Research into embedded AI, or TinyML, shows that it is possible to design tools with very low energy consumption. These solutions make it possible, for example, to monitor soil moisture, air quality or public lighting without heavy infrastructure. Models such as DeepSeek, designed to run on modest hardware, pave the way for innovation that does not depend on privileged access to computing power. This augmented low-tech approach embodies the convergence between sober engineering and environmental ethics. At the same time, cooperative governance is becoming an essential requirement. The Mastodon social network and cooperative platforms such as Mobicoop illustrate the possibility of decentralised and democratic digital technology. Applied to AI, this logic would result in platforms where citizens collectively decide how their data is used. Initiatives such as La Coop des Communs and the Frugal Digital collective in Europe are exploring these models: polycentric governance, citizen involvement, open documentation, and popular education in digital culture. These are all laboratories for what could be called civic intelligence.
Shifting towards useful AI: a political and cultural choice
Building useful AI is not a utopian dream, but a political choice. It involves shifting from a model of algorithmic growth to a culture of care and moderation. This shift is based on three principles: radical energy efficiency to reduce the material impact of digital technology; polycentric governance to distribute decision-making power; and open co-design to make algorithms auditable and modifiable. As Hélène Tordjman points out, technology is not destiny: it is a social project. In the same way that Ostrom showed that a commons is maintained through deliberation and shared responsibility, AI can only become sustainable if it is backed by living democratic institutions.

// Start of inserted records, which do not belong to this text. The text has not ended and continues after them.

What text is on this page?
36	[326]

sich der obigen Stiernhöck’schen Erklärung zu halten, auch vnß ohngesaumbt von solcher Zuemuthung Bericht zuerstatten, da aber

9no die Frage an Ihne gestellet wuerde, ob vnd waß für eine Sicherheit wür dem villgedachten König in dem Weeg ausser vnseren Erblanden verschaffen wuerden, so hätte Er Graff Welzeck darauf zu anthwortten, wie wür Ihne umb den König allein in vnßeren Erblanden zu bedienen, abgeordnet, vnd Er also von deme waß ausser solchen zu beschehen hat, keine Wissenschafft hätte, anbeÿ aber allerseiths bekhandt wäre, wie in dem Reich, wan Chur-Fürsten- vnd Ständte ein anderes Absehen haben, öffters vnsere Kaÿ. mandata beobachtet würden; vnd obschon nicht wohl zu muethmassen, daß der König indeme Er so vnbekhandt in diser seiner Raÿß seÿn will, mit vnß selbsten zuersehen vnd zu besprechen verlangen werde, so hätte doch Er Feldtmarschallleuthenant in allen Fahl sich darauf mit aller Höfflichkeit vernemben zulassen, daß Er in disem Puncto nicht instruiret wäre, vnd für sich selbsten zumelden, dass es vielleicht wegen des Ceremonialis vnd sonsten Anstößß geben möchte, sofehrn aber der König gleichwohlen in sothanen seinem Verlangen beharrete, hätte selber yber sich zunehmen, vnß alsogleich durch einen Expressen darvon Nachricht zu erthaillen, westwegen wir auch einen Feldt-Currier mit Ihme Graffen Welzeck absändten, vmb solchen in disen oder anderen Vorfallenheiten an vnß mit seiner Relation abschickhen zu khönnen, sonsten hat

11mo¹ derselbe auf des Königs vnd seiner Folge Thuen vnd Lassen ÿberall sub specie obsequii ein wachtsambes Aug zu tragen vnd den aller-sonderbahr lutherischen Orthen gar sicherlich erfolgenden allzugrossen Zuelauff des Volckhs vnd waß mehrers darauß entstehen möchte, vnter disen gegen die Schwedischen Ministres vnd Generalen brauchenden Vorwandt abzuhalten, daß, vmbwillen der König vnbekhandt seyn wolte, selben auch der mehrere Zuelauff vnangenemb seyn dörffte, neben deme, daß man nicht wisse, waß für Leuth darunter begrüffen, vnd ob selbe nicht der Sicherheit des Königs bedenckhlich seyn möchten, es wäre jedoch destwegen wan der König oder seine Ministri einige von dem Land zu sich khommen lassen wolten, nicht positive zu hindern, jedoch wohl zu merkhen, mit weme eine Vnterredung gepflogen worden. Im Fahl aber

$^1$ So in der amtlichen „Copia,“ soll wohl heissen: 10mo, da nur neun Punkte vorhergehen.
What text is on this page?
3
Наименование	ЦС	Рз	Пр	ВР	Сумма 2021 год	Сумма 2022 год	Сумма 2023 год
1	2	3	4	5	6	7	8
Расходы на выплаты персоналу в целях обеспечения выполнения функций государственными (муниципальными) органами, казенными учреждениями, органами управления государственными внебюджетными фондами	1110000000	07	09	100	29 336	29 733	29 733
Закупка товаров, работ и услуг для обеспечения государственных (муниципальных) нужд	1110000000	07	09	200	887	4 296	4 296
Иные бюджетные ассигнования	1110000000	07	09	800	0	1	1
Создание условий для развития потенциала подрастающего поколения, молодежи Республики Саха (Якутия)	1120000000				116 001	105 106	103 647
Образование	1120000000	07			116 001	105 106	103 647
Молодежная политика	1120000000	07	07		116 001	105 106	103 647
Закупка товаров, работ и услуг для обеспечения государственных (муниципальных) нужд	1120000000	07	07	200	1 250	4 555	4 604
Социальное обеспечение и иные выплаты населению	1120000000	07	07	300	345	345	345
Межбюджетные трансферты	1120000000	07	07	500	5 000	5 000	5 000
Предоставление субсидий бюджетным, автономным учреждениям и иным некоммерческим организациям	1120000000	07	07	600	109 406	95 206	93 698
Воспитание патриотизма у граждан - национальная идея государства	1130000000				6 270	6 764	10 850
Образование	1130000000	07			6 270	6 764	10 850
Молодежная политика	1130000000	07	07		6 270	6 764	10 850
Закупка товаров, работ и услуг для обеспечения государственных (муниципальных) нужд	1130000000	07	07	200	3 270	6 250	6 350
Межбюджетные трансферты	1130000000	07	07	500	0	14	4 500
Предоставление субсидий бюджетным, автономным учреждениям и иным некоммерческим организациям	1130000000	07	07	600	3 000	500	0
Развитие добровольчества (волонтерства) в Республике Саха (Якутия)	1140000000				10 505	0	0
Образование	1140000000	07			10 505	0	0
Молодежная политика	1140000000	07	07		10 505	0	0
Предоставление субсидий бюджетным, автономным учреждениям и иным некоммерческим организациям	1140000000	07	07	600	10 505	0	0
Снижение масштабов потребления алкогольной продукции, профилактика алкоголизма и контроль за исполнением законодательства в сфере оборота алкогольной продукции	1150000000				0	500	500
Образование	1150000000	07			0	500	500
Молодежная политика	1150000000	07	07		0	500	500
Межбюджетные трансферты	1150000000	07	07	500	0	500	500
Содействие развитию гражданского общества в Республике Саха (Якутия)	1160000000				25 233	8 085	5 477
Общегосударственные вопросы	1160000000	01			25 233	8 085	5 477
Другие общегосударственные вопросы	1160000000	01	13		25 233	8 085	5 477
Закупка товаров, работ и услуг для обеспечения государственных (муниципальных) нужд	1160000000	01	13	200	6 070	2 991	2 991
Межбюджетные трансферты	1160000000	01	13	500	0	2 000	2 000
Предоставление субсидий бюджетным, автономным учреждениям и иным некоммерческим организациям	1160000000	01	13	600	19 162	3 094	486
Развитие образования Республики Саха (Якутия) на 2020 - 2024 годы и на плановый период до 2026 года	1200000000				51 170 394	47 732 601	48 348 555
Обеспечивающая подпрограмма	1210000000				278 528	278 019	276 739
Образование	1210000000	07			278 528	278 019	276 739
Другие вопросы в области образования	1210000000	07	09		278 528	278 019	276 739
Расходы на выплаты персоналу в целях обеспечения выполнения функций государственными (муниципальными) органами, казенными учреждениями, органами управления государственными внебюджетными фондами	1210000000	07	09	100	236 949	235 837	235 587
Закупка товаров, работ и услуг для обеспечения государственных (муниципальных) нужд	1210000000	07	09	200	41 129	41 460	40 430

Political frameworks are beginning to emerge: the European AI Regulation (AI Act) imposes criteria of transparency, security and proportionality. But its implementation must be accompanied by a genuine public debate: who defines high-risk uses? What safeguards are needed for automated surveillance? Finally, algorithmic justice must complement ecological justice: auditing biases, ensuring accountability, protecting click workers and communities affected by resource extraction.
Useful AI is not the most powerful or spectacular: it is the kind that reinforces human dignity and the sustainability of life. It does not seek to replace, but to connect. It does not promise omnipotence, but the collective ability to inhabit the world with moderation. Between the illusion of infinite progress and the temptation of total rejection, there is a demanding but fruitful path: that of digital technology governed as a common good, sober in its means and ambitious in its ends. Rewriting the code for a habitable world begins here: in the way we choose to design, share and limit our technologies. This is why the socio-ecology of digital governance is not a matter of additional ethics, but of cultural renewal. At a time when AI is everywhere, it is not just a question of innovating, but of learning to think together about technology, justice and life. Perhaps this, finally, is the most useful form of intelligence.